Hymowitz and Collins [1] reported that the sucrose content in 195 diverse soybean genotypes ranged from 30 to 102 mg/g, which is very similar to the sucrose variation observed in this study. The average sucrose content was 61 mg/g, accounting for 57.5% of total soluble sugars on average. Hymowitz et al. [8] also showed that the sucrose content varied with soybean maturity groups (MG), ranging from 41 to 54 mg/g in MG 00 to IV, representing 55.4 to 62.8% of total sugars. More recently, Hartwig et al. [7] reported a mean sucrose content of 39.6 to 55.2 mg/g in multiple soybean cultivars evaluated over two years. The average sucrose content and its proportion to total sugars in 18 G. max accessions screened in this study were comparable to the values reported previously in other soybean genotypes [1, 7, 16]. The sucrose content of 105.48 mg/g in PI 243545 was similar to that of the highest sucrose genotypes identified by Hymowitz and Collins [1]. In contrast, low-sucrose content was observed previously in the wild species G. soja (24 mg/g on average) and G. gracilis (36 mg/g on average) [1]. In this study, the G. gracilis PI 153292 (61.01 mg/g) contained much higher sucrose than previously reported [1], whereas G. soja PI 326581 (22.14 mg/g) was similar to what was reported previously [1].

3.3. Stachyose

Stachyose was the second richest soluble sugar detected in soybean seed with a retention time of 16.8 minutes (Figure 1). The ANOVA indicated a significant variation among genotypes (P < .0001), but not significant between extractions (P = .9950) and genotype x extraction interactions (P = .2227) (Table 2). Therefore, the extraction method and HPLC conditions used in this study produced reliable stachyose results in differentiating and ranking genotypes for breeding selection.

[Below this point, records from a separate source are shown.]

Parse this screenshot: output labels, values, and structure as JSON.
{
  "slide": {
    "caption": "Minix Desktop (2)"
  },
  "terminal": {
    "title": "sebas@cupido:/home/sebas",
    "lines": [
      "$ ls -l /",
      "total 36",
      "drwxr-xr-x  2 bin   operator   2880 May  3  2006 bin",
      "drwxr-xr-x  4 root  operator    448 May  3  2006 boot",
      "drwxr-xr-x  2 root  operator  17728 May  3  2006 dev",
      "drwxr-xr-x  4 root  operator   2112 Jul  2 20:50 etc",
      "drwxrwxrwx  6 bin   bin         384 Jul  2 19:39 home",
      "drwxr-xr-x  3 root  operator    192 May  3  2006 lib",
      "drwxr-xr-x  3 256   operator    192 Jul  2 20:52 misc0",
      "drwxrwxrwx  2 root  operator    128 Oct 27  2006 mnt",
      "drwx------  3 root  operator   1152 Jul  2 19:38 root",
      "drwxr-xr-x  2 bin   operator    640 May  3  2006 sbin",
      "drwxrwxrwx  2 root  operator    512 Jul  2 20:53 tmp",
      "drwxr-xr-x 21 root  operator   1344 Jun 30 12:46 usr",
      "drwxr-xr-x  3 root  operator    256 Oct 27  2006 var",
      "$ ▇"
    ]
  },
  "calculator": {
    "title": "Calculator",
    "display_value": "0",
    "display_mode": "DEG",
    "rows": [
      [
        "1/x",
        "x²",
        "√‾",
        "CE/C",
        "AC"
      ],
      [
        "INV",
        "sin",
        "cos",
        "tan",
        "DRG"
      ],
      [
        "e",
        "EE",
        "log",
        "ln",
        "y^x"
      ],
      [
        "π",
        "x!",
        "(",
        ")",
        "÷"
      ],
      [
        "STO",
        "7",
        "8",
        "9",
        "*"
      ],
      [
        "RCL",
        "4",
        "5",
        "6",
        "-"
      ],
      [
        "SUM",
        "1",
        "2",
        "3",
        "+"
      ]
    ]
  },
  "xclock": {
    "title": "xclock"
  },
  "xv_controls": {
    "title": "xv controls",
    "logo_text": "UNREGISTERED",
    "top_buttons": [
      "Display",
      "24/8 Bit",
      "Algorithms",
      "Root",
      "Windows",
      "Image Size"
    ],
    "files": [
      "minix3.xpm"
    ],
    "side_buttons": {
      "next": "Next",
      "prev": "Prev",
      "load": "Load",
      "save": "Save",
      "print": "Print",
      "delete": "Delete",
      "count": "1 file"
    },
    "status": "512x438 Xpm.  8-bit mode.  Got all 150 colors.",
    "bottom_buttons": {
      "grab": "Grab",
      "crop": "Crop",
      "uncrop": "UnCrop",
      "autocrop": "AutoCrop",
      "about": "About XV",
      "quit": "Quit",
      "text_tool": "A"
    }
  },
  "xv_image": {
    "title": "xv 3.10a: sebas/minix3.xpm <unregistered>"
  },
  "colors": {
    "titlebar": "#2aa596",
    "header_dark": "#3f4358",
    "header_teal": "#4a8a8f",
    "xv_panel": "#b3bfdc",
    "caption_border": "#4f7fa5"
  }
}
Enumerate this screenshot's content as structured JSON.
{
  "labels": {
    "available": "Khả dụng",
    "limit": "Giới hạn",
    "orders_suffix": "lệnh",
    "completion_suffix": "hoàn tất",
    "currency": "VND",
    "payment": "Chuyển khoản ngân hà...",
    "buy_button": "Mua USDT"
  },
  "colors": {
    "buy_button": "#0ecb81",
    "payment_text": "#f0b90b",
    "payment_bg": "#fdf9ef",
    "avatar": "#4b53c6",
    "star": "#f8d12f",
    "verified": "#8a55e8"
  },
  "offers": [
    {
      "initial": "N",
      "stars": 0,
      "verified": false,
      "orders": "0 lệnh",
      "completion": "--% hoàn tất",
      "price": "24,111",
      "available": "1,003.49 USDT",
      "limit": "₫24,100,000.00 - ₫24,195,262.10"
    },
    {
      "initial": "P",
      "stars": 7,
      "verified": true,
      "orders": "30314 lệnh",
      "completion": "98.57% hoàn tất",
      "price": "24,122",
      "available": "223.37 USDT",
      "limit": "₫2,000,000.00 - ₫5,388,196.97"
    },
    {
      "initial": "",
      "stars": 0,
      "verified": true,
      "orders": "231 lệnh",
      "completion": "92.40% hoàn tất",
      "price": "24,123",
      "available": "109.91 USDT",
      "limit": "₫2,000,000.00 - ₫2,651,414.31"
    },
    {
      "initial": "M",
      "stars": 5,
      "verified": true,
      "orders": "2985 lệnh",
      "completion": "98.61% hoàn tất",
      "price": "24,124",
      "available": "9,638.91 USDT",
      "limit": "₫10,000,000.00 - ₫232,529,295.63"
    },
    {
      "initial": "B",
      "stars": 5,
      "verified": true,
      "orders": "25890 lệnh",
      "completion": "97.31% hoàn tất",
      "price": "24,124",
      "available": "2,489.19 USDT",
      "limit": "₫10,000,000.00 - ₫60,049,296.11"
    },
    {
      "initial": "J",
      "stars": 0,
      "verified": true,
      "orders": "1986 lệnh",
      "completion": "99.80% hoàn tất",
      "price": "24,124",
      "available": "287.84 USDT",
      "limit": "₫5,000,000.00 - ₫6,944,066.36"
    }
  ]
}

Relatively high stachyose content was detected in most of G. max lines tested, excluding 03CB-15 and PI 200508, ranging from 24.5 to 45.75 mg/g. High stachyose content was also detected in two wild species (41.7 mg/g in G. gracilis and 30.1 mg/g in G. soja, resp.). The average stachyose content in 18 G. max soybeans was 31.97 mg/g, and the average percentage of stachyose in total sugar was 33.97%. The average content and percentage of stachyose in total sugar were similar to those in previous reports [7, 8, 16]. However, the two low-oligosaccharide lines, 03CB-14 and PI 200508, contained significantly lower stachyose content (4.14 and 5.15 mg/g, resp.) than other genotypes, accounting for only 4.2 and 13.8% of their total sugars. The stachyose content observed in PI 200508 in this study was in good agreement with the previous report, in which breeding populations derived from PI 200508 contained low-stachyose content of less than 8.1 mg/g [12]. The high-sucrose and low-stachyose content in 03CB-14 make it a valuable and unique germplasm for breeding specialty food grade soybeans (Figure 1(b)). In addition, the high-sucrose line, PI 243545, and the low-sucrose germplasm, PI 417559, also contain relatively low stachyose (27.85 mg/g and 24.5 mg/g, resp.) and may be valuable for future genetic studies or breeding purposes. Stachyose constitutes the most of undesirable oligosaccharides in soybean seed. Reduction of stachyose improves food quality for human and other animals by increasing digestibility and metabolizing energy. The low-stachyose lines identified or confirmed in this study will benefit future food grade soybean breeding as unique germplasm resources.

3.4. Minor Sugars

Low concentration of minor sugars including glucose, fructose, raffinose, and verbascose was eluted at 6.2, 6.8, 9.6, 15, and 16.8 minutes, respectively (Figure 1). The average content of raffinose was 8.54 mg/g in 18 G. max soybeans studied (Table 1), accounting for 8.5% of total sugars. The lowest raffinose content (0.85 mg/g) was detected in PI 200508, confirming it as a low-oligosaccharide germplasm. Genetic variation for raffinose was significant (P < .0001) among the 20 genotypes tested, with a range of 0.85–19.73 mg/g. There was no significant variation for extractions and genotype x extraction interactions, indicating a reliable detection of this sugar and consistent sorting of the genotypes. Therefore, the extraction method and HPLC conditions used in this study are adequate for separating and ranking soybean genotypes in breeding selection.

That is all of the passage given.